Just swung back by that site I mentioned in the last post, and realized something else. This is on LJ, where you can pick the avatar for each post, to suit your mood. Her avatar today had a stabbed voodoo doll today, though she has others, and I just realized that's a big fat signal, too. I almost didn't check the text, knowing that she was gonna skewer the book and the only real question was 'why.' Turns out that she had a valid reason, but ow, ow, ow, for the writer.
Some books aren't all that great, and that raises another question. How to say so without turning it into a bash-fest. No one likes everything they read equally well, and honesty as a reviewer doesn't require expounding on it. I was going to say it did, and then recalled that Elisa Rolle doesn't bash on books, and I trust her judgment. There is opinion by silence, although that's hard to tell from just not having read something. Do you have to review everything you read? Some of the review sites get books from the publisher or the author, some review things they've purchased, some are a mix. If it's a gift, should you review it, even if you didn't care for it?

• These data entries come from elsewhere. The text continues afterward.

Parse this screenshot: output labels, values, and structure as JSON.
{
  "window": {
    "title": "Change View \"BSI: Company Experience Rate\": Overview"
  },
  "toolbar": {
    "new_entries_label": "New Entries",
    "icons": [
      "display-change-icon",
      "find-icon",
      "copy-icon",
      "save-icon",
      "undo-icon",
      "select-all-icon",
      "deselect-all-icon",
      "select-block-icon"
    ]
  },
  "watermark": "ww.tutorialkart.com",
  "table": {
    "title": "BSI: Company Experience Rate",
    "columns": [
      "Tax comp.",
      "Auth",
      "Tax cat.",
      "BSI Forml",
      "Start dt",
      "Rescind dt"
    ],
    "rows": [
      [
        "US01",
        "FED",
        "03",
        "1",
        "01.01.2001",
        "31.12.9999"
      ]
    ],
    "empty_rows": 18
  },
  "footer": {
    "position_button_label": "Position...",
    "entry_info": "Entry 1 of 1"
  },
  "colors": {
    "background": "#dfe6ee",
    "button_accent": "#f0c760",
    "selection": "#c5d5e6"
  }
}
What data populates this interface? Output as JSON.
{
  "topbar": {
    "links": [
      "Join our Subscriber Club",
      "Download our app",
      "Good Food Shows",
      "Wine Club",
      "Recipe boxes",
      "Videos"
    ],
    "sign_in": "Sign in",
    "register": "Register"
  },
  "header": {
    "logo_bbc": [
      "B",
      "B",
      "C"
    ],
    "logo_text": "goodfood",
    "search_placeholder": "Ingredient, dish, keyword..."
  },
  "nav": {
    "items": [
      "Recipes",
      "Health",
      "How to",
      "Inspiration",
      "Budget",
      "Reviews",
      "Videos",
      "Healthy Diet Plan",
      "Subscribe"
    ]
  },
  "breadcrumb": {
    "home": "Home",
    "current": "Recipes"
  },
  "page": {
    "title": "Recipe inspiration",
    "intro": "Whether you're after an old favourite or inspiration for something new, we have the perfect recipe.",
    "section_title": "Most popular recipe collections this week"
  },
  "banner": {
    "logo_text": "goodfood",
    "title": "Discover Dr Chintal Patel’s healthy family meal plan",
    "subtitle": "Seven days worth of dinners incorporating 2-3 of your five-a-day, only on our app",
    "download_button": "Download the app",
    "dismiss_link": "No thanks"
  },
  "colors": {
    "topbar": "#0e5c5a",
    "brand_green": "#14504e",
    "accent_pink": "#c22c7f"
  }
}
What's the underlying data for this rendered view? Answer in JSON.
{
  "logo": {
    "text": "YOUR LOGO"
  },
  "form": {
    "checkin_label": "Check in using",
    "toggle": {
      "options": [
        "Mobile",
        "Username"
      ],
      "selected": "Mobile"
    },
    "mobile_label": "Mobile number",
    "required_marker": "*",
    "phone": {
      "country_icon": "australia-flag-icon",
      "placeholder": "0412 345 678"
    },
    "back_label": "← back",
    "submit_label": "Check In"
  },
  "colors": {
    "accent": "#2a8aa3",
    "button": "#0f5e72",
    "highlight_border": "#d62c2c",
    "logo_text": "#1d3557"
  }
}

This came up a few weeks ago on one of the review sites, and I kind of thought there had to be a middle ground between yes and no. If there is a promise made explicitly, like 'yes, publisher X, I will review this book', do it. Even if it's not favorable. That's how publishers learn about handling acquisitions.
If an author has requested a review and sent the book, there might be the option of contacting the author and saying, "I read it, but I can't be enthusiastic about it and still be honest, do you want me to post anyway?" Some authors figure that any publicity is good publicity, others might be grateful to keep certain opinions under wraps.
It wouldn't work for Kirkus Reviews or the New York Review of Books, but most m/m reviewers are independent and have some leeway.